When Christ was born in Bethlehem, the situation was not much different from what it is in 2023, they said.

“The Blessed Virgin Mary and St. Joseph had difficulty finding a place for their son’s birth. There was the killing of children. There was military occupation. And there was the Holy Family becoming displaced as refugees. Outwardly, there was no reason for celebration other than the birth of the Lord Jesus.”

Christ our hope

But there was still hope.

“In Christ’s Incarnation, the Almighty came to us as Immanuel, ‘God with us’ (Matthew 1:23), in order to save, redeem, and transform us,” the spiritual leaders said. “This was to fulfill the words of the Prophet Isaiah: ‘The LORD has anointed me . . . to bring good news to the oppressed, to bind up the brokenhearted, to proclaim liberty to the captives, and release to the prisoners; to proclaim the year of the LORD’s favor’ (Isaiah 61:1–2a; Luke 4:18–19).
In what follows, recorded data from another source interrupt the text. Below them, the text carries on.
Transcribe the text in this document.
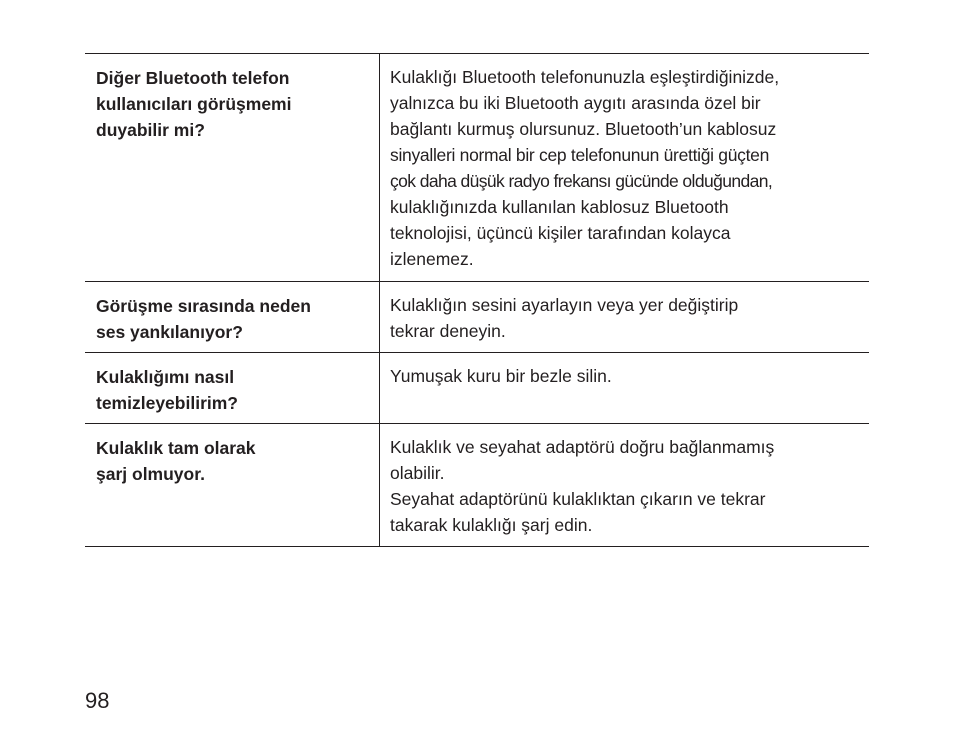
Diğer Bluetooth telefon
kullanıcıları görüşmemi
duyabilir mi?
Kulaklığı Bluetooth telefonunuzla eşleştirdiğinizde,
yalnızca bu iki Bluetooth aygıtı arasında özel bir
bağlantı kurmuş olursunuz. Bluetooth’un kablosuz
sinyalleri normal bir cep telefonunun ürettiği güçten
çok daha düşük radyo frekansı gücünde olduğundan,
kulaklığınızda kullanılan kablosuz Bluetooth
teknolojisi, üçüncü kişiler tarafından kolayca
izlenemez.
Görüşme sırasında neden
ses yankılanıyor?
Kulaklığın sesini ayarlayın veya yer değiştirip
tekrar deneyin.
Kulaklığımı nasıl
temizleyebilirim?
Yumuşak kuru bir bezle silin.
Kulaklık tam olarak
şarj olmuyor.
Kulaklık ve seyahat adaptörü doğru bağlanmamış
olabilir.
Seyahat adaptörünü kulaklıktan çıkarın ve tekrar
takarak kulaklığı şarj edin.
98
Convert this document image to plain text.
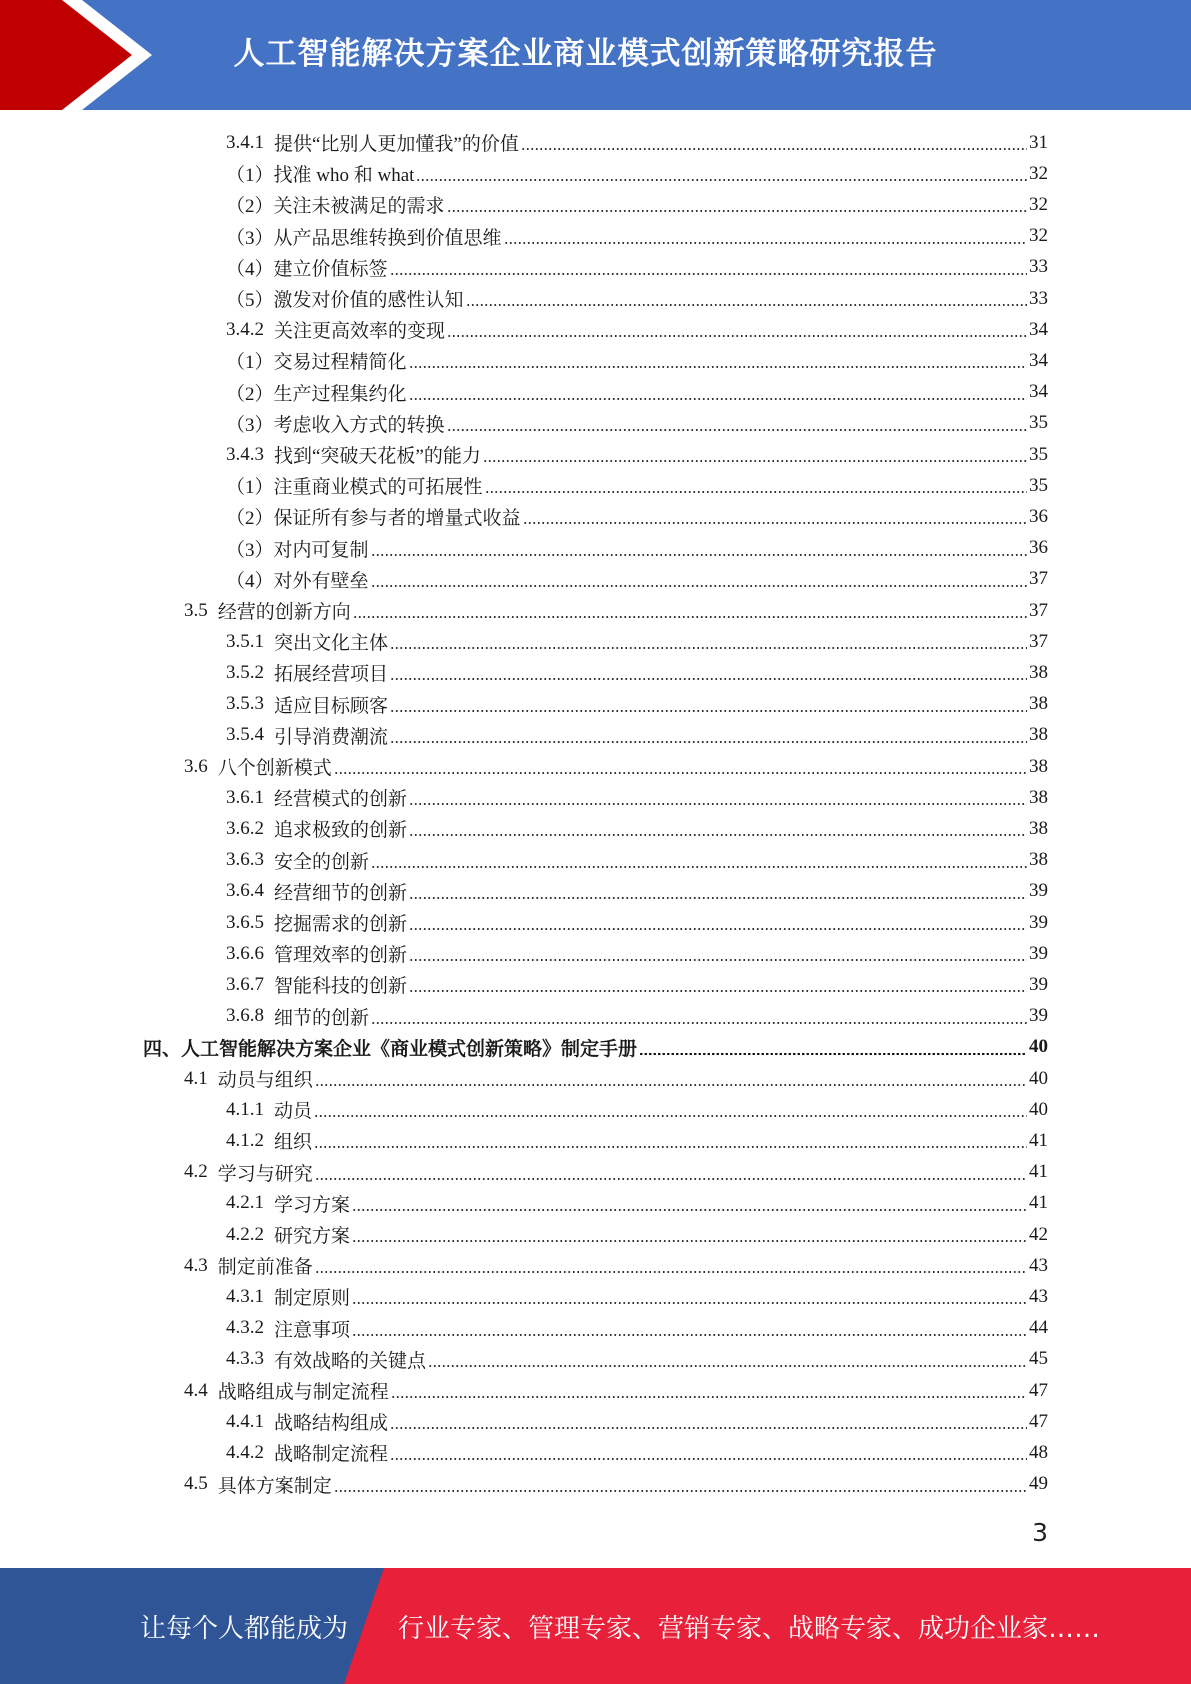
人工智能解决方案企业商业模式创新策略研究报告
3.4.1 提供“比别人更加懂我”的价值	31
（1） 找准 who 和 what	32
（2） 关注未被满足的需求	32
（3） 从产品思维转换到价值思维	32
（4） 建立价值标签	33
（5） 激发对价值的感性认知	33
3.4.2 关注更高效率的变现	34
（1） 交易过程精简化	34
（2） 生产过程集约化	34
（3） 考虑收入方式的转换	35
3.4.3 找到“突破天花板”的能力	35
（1） 注重商业模式的可拓展性	35
（2） 保证所有参与者的增量式收益	36
（3） 对内可复制	36
（4） 对外有壁垒	37
3.5 经营的创新方向	37
3.5.1 突出文化主体	37
3.5.2 拓展经营项目	38
3.5.3 适应目标顾客	38
3.5.4 引导消费潮流	38
3.6 八个创新模式	38
3.6.1 经营模式的创新	38
3.6.2 追求极致的创新	38
3.6.3 安全的创新	38
3.6.4 经营细节的创新	39
3.6.5 挖掘需求的创新	39
3.6.6 管理效率的创新	39
3.6.7 智能科技的创新	39
3.6.8 细节的创新	39
四、人工智能解决方案企业《商业模式创新策略》制定手册	40
4.1 动员与组织	40
4.1.1 动员	40
4.1.2 组织	41
4.2 学习与研究	41
4.2.1 学习方案	41
4.2.2 研究方案	42
4.3 制定前准备	43
4.3.1 制定原则	43
4.3.2 注意事项	44
4.3.3 有效战略的关键点	45
4.4 战略组成与制定流程	47
4.4.1 战略结构组成	47
4.4.2 战略制定流程	48
4.5 具体方案制定	49
3
让每个人都能成为 行业专家、管理专家、营销专家、战略专家、成功企业家……
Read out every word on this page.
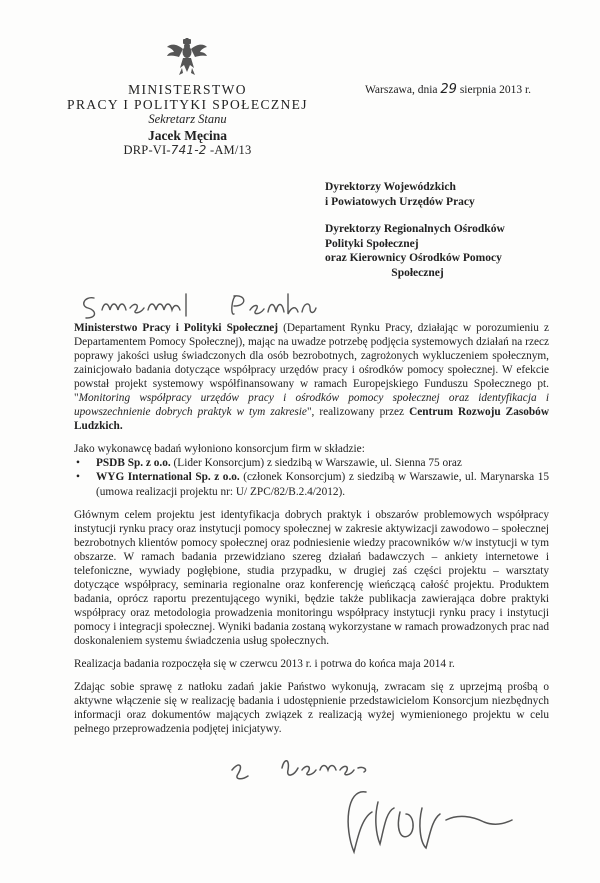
MINISTERSTWO
PRACY I POLITYKI SPOŁECZNEJ
Sekretarz Stanu
Jacek Męcina
DRP-VI-741-2 -AM/13
Warszawa, dnia 29 sierpnia 2013 r.
Dyrektorzy Wojewódzkich
i Powiatowych Urzędów Pracy
Dyrektorzy Regionalnych Ośrodków
Polityki Społecznej
oraz Kierownicy Ośrodków Pomocy
Społecznej

Ministerstwo Pracy i Polityki Społecznej (Departament Rynku Pracy, działając w porozumieniu z Departamentem Pomocy Społecznej), mając na uwadze potrzebę podjęcia systemowych działań na rzecz poprawy jakości usług świadczonych dla osób bezrobotnych, zagrożonych wykluczeniem społecznym, zainicjowało badania dotyczące współpracy urzędów pracy i ośrodków pomocy społecznej. W efekcie powstał projekt systemowy współfinansowany w ramach Europejskiego Funduszu Społecznego pt. "Monitoring współpracy urzędów pracy i ośrodków pomocy społecznej oraz identyfikacja i upowszechnienie dobrych praktyk w tym zakresie", realizowany przez Centrum Rozwoju Zasobów Ludzkich.

Jako wykonawcę badań wyłoniono konsorcjum firm w składzie:

• PSDB Sp. z o.o. (Lider Konsorcjum) z siedzibą w Warszawie, ul. Sienna 75 oraz
• WYG International Sp. z o.o. (członek Konsorcjum) z siedzibą w Warszawie, ul. Marynarska 15 (umowa realizacji projektu nr: U/ ZPC/82/B.2.4/2012).

Głównym celem projektu jest identyfikacja dobrych praktyk i obszarów problemowych współpracy instytucji rynku pracy oraz instytucji pomocy społecznej w zakresie aktywizacji zawodowo – społecznej bezrobotnych klientów pomocy społecznej oraz podniesienie wiedzy pracowników w/w instytucji w tym obszarze. W ramach badania przewidziano szereg działań badawczych – ankiety internetowe i telefoniczne, wywiady pogłębione, studia przypadku, w drugiej zaś części projektu – warsztaty dotyczące współpracy, seminaria regionalne oraz konferencję wieńczącą całość projektu. Produktem badania, oprócz raportu prezentującego wyniki, będzie także publikacja zawierająca dobre praktyki współpracy oraz metodologia prowadzenia monitoringu współpracy instytucji rynku pracy i instytucji pomocy i integracji społecznej. Wyniki badania zostaną wykorzystane w ramach prowadzonych prac nad doskonaleniem systemu świadczenia usług społecznych.

Realizacja badania rozpoczęła się w czerwcu 2013 r. i potrwa do końca maja 2014 r.

Zdając sobie sprawę z natłoku zadań jakie Państwo wykonują, zwracam się z uprzejmą prośbą o aktywne włączenie się w realizację badania i udostępnienie przedstawicielom Konsorcjum niezbędnych informacji oraz dokumentów mających związek z realizacją wyżej wymienionego projektu w celu pełnego przeprowadzenia podjętej inicjatywy.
“This is the divine message of hope and peace that Christ’s Nativity inspires within us, even in the midst of suffering,” they continued. “For Christ himself was born and lived amid great suffering. Indeed, he suffered for our sake, even unto death upon a cross, in order that the light of hope would shine into the world, overcoming the darkness (John 1:5).”

It is in that spirit that the patriarchs and heads of Churches denounce all violent actions and call for their end, they said. “We likewise call upon the people of this land and around the globe to seek the graces of God so that we might learn to walk with each other in the paths of justice, mercy, and peace. Finally, we bid the faithful and all those of goodwill to work tirelessly for the relief of the afflicted and towards a just and lasting peace in this land that is equally sacred to the three Monotheistic Faiths.”

In these ways, the hope of Christmas will be born again, beginning in Bethlehem — “thus realizing the comforting words of Zechariah, that ‘the dawn from on high will break upon us to give light to those who sit in darkness and the shadow of death, guiding our feet into the way of peace’ (Luke 1:78–79).”